The Rules of Lolita Fashion Discourse


Known for its cute and puffy fashion statement, Japanese lolita fashion has been adored by its enthusiasts for years, and has even expanded into western audiences. These enthusiasts that put in great amounts of money for their adorable coordinates have created today’s lolita fashion community, where lolitas of any style congregate online or at conventions to discuss their favorite brands, coordinate pieces or simply to socialize with others who love lolita fashion. While lolita fashion appears as an easy style to replicate by putting on a cute dress and a cute pair of shoes, beneath the frills and lace lie one of the greatest struggles and conflicts within this fashion community–the rules of lolita fashion.

Since the early times of Japanese lolita in 1970s Harajuku, this eccentric style of fashion has branched out to different substyles. Among the array are classic lolita, sweet lolita, elegant gothic lolita (abbreviated as EGL), guro lolita, kodona and many more. As these styles evolved over time, the criteria for making an outfit to be considered a lolita coordinate was established. Some of these rules involve the principles that dresses must always be knee-length, all pieces must match in theme and color, a cupcake or bell-shaped petticoat is an absolute must and the list continues on. The majority of the lolita community has agreed upon these criteria, and one who fails to incorporate the necessary components for a coordinate (which in lolita fashion terms means a complete lolita outfit) is considered “ita”, meaning “painful” in Japanese. This term is commonly used in the lolita community, and is especially used towards people who are new to the lolita fashion and do not take the time to research what is necessary for a coordinate.

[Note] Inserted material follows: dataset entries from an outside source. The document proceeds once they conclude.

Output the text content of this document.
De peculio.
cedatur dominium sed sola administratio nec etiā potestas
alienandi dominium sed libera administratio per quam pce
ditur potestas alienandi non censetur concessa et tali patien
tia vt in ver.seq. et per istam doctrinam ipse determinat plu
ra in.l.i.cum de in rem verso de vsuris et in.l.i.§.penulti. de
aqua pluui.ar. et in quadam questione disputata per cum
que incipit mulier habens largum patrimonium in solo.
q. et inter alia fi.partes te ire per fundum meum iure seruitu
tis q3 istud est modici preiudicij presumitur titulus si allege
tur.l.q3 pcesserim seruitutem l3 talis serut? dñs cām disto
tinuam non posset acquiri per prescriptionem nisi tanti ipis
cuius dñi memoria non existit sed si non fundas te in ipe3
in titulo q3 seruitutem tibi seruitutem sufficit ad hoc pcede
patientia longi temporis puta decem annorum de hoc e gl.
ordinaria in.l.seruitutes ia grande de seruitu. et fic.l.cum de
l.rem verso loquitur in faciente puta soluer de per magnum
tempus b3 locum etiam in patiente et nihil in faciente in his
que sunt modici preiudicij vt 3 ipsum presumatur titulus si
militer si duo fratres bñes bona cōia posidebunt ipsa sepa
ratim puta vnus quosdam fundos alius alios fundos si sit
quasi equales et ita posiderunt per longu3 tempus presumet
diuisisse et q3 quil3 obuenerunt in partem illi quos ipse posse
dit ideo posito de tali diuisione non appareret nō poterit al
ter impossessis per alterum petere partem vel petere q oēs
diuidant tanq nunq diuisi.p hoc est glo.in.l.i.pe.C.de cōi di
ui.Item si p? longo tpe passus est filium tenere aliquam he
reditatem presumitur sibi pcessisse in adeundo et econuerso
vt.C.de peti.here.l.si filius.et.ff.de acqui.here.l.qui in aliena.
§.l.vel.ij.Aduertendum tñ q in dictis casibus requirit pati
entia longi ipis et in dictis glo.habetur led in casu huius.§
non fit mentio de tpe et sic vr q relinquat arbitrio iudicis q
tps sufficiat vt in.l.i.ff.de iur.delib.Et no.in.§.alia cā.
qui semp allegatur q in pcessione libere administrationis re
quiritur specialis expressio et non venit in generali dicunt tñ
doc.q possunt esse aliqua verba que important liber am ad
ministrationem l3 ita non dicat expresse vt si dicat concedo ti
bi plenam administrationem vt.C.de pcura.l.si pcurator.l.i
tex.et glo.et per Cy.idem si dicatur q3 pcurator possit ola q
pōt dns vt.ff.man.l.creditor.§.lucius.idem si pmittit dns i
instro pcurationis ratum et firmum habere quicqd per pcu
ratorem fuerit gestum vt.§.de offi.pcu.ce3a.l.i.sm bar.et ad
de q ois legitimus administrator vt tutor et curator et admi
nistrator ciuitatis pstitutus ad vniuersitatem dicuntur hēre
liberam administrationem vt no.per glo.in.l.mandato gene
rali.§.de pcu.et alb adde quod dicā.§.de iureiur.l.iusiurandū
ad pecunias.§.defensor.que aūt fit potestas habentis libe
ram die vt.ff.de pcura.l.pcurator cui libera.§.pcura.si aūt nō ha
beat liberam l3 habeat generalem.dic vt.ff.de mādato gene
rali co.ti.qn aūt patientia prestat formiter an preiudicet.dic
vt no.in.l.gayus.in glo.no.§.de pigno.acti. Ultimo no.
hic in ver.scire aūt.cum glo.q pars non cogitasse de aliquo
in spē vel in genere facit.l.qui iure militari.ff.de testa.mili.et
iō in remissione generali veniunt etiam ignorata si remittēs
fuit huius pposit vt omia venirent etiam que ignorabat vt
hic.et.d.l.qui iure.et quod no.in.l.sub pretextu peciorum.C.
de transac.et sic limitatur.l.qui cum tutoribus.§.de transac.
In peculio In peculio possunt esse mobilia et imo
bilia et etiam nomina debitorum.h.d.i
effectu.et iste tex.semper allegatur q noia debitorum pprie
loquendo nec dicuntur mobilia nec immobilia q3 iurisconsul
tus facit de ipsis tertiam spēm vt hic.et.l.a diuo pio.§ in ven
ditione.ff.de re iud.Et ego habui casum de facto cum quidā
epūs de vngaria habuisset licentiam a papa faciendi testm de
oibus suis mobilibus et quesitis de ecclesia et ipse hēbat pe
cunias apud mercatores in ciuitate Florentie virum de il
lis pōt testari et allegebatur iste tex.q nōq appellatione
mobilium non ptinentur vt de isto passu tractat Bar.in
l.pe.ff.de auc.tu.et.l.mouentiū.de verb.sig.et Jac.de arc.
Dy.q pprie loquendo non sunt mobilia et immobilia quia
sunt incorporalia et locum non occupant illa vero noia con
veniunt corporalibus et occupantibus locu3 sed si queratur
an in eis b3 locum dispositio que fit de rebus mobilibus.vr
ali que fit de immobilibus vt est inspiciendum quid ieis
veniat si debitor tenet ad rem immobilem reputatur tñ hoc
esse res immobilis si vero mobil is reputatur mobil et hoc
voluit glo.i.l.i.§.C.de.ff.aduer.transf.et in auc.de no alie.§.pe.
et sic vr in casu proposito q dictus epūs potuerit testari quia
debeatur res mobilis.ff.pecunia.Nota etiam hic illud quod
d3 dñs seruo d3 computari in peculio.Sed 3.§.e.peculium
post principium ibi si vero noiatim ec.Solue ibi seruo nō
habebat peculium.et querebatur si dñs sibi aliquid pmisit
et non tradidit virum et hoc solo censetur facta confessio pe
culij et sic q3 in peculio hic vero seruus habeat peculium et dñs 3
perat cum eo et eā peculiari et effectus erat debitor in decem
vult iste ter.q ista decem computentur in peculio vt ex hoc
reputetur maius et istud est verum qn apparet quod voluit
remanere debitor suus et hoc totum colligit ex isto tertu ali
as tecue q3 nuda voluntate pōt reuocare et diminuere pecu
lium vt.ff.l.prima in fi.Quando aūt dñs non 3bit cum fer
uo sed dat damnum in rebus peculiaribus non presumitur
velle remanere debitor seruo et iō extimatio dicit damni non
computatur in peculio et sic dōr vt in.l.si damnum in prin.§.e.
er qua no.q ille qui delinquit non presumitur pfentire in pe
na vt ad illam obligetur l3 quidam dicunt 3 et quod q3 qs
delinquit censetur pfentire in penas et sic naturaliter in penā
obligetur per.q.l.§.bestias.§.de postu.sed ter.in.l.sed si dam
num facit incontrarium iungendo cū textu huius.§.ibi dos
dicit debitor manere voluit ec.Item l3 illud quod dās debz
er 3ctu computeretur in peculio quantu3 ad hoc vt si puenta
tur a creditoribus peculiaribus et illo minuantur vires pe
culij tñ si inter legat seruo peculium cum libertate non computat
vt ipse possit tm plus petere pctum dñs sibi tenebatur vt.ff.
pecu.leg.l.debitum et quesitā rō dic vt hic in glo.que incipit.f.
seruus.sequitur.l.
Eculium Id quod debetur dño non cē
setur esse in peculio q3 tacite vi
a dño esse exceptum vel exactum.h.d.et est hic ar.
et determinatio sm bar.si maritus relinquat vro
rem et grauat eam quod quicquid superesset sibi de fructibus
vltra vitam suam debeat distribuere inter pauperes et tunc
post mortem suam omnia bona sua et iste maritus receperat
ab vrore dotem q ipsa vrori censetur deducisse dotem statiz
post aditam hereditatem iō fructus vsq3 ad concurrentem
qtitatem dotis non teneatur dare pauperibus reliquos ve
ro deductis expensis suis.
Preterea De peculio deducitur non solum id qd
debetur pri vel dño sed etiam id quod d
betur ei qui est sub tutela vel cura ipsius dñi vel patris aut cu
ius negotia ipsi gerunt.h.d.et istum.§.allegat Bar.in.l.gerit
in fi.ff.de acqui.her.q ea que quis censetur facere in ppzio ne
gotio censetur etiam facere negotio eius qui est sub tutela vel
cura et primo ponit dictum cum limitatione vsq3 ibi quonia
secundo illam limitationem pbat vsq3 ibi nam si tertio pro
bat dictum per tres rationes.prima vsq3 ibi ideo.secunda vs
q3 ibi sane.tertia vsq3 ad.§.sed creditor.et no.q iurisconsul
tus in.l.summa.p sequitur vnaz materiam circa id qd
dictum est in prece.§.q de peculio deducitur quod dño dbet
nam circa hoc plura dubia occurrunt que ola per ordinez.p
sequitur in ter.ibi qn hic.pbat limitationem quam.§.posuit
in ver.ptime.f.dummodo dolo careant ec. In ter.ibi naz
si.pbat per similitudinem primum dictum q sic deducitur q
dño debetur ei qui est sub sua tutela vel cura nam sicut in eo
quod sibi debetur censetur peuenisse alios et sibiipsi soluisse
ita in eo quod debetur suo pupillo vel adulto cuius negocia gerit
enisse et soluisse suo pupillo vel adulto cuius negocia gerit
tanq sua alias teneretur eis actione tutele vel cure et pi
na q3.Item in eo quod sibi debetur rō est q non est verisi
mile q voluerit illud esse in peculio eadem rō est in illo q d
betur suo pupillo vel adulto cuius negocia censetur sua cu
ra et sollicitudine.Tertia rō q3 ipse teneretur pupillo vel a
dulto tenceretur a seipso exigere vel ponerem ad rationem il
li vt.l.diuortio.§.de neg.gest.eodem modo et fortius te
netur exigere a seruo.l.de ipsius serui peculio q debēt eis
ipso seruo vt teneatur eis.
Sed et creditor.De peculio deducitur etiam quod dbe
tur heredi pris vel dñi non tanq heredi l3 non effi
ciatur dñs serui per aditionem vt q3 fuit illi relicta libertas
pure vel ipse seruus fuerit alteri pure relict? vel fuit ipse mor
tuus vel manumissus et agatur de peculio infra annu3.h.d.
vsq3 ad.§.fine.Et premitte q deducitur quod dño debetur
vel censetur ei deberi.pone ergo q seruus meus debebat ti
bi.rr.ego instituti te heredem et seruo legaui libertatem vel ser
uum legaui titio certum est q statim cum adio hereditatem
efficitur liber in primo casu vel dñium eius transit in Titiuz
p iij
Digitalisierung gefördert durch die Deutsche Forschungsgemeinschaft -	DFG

Some may argue that these rules are unnecessary and make the lolita community unwelcoming. Those outside of the lolita community or those who have been called “ita” complain about these rules and are quick to jump to the phrase “fashion has no rules.” In response to this, the Lolita Guidebook blog on Tumblr gives a simple and perfect explanation as to why both of these statements do not apply to lolita fashion: “While one is free to wear whatever they please, in fashion circles there are indeed rules”. This statement describes that the rules in this fashion circle are necessary. Being called “ita” or getting informed on what can make one’s coordinate better in the Lolita community is not to turn newcomers away from this fashion circle, rather it is to let newcomers understand the basis of lolita and to respect its history. This poses the question: why respect the history and rules of Lolita?

Within the lolita community, the veterans and well-informed members of the fashion circle agree that lolita fashion is a lifestyle, not cosplay. Lolita has become an integral part of Japanese fashion culture, and considering Lolita as just a “costume” is disrespectful to those who are greatly involved in the fashion circle and take it seriously as a hobby. Therefore, setting these rules of what is and what isn’t considered Lolita fashion helps people within the community distinguish who is genuinely trying to research and invest in the fashion in order to separate them from people who take it lightly or want an excuse to fit into a fashion circle.

While these sets of rules appear as “gatekeeping” the fashion circle, establishing the rules of Lolita fashion down to the smallest details are what keeps the Lolita fashion community alive and enjoyable for newcomers who want to learn and those who have been dressing in Lolita fashions for years.